Un impact sur le Luxembourg
Mais la situation n’est guère mieux ailleurs, notamment en Europe. «Alors que 2024 a été la première année où nous avons officiellement dépassé les 1,5°C de réchauffement planétaire, on constate partout que les mesures de lutte contre le dérèglement climatique perdent du terrain», déplore Xavier Turquin.
Pourtant, au-delà de la crise écologique et climatique dont les effets commencent fortement à se faire ressentir, d’autres dangers guettent l’humanité si celle-ci ne remet pas en cause ses habitudes de consommation. «Les récoltes décimées par les sécheresses ou des pluies torrentielles engendrent des famines, et le réchauffement de la Terre entraîne de nouvelles maladies ou une diffusion plus large de celles déjà existantes, comme les maladies respiratoires et le paludisme ; de même il existe un lien avéré entre pollution et cancer», prévient Thomas Kauffmann, directeur de Médecin sans frontières Luxembourg. C’est donc une crise sanitaire qui attend le monde et ses conséquences pourraient impacter le Luxembourg. Pas besoin d’ailleurs de regarder vers le futur, le pays connaît déjà une multiplication des phénomènes météorologiques extrêmes et un déclin de sa biodiversité.

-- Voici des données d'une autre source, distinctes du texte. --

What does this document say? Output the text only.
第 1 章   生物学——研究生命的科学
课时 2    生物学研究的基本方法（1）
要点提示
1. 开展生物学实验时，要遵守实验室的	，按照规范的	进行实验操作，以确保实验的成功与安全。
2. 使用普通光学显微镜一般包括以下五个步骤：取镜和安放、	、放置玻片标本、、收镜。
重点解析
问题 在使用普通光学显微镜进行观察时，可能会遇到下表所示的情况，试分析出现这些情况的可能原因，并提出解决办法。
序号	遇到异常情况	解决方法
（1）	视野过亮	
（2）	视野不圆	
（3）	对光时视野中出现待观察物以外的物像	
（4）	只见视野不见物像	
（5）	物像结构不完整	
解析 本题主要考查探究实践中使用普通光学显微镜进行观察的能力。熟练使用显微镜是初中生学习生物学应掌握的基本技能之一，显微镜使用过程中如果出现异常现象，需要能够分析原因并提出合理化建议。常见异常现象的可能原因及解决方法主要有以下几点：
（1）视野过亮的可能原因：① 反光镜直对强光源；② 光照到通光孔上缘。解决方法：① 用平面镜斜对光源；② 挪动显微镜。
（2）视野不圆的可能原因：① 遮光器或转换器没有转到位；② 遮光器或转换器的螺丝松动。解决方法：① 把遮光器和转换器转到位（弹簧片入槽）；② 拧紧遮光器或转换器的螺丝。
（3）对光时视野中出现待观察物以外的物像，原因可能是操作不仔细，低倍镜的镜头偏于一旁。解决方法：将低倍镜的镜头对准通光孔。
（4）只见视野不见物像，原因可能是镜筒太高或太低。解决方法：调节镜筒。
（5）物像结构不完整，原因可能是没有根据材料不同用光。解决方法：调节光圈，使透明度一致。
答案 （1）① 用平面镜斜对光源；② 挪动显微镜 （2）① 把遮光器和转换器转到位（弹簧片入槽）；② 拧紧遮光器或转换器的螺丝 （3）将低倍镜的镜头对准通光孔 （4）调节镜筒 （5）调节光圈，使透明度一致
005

Face à cette situation, les branches luxembourgeoises de Greenpeace et de MSF ont décidé de s’unir afin de rappeler les enjeux. Pour illustrer les causes et les conséquences de la crise climatique sur la santé humaine, elles ont lancé une campagne commune avec des visuels mettant côte à côte deux photos de chacune des associations. «Parce qu’on ne peut pas être en bonne santé sur une planète malade, et que lutter contre la crise climatique, c’est aussi sauver ceux qui en meurent déjà.»
«L’emballement est inquiétant»
Pourquoi MSF participe à une action commune avec Greenpeace pour ce « jour du dépassement » ?
Thomas Kauffmann (directeur de MSF Luxembourg) : Nous avons des remontées d’informations de nos équipes qui disent que les populations avec lesquelles on travaille sont de plus en plus touchées par des maladies et par des impacts directs du changement climatique. Il y a les sécheresses ou les incendies géants qui créent de plus en plus de famine et de malnutrition à cause de la destruction de récoltes. Il y a toutes ces inondations, ces pluies non contrôlées, qui créent également de la malnutrition, mais qui sont aussi vecteurs de maladies de façon indirecte parce qu’il y a beaucoup d’insectes qui ne sont plus saisonniers et dont le nombre explose dans des climats qui changent. J’en veux pour preuve le paludisme qui n’est plus saisonnier pour des raisons de changement climatique. Il y a également le choléra et d’autres maladies encore. Sinon, il y a aussi la pollution de l’air, qui entraîne des maladies respiratoires.
En étant présents sur des terrains de guerre, nous sentons également une certaine tension. Si je ne trouve plus les ressources chez moi, parce que le climat a changé, je vais attaquer le voisin. Et cet emballement est inquiétant.

Thomas Kauffmann, directeur de MSF Luxembourg.
Ces maladies pourraient-elles donc s’installer en Europe à cause du changement climatique ?
Absolument. MSF travaille là où les systèmes de santé sont défaillants, donc, pour le moment, nous ne travaillons pas directement en Europe, si ce n’est pour les migrants bloqués aux frontières.
Mais lors du covid, nous avons pu constater que dans les riches pays européens, il peut y avoir des tensions sur le système de santé. Par exemple, nos collègues de MSF Belgique ont apporté leur expertise de traitement de la santé d’urgence à Bruxelles qui était un peu dépassé par l’ampleur. Le covid est aussi une conséquence de la globalisation des problèmes de santé. Je ne l’espère pas, mais effectivement, il se pourrait que MSF ait du travail en Europe à un moment donné.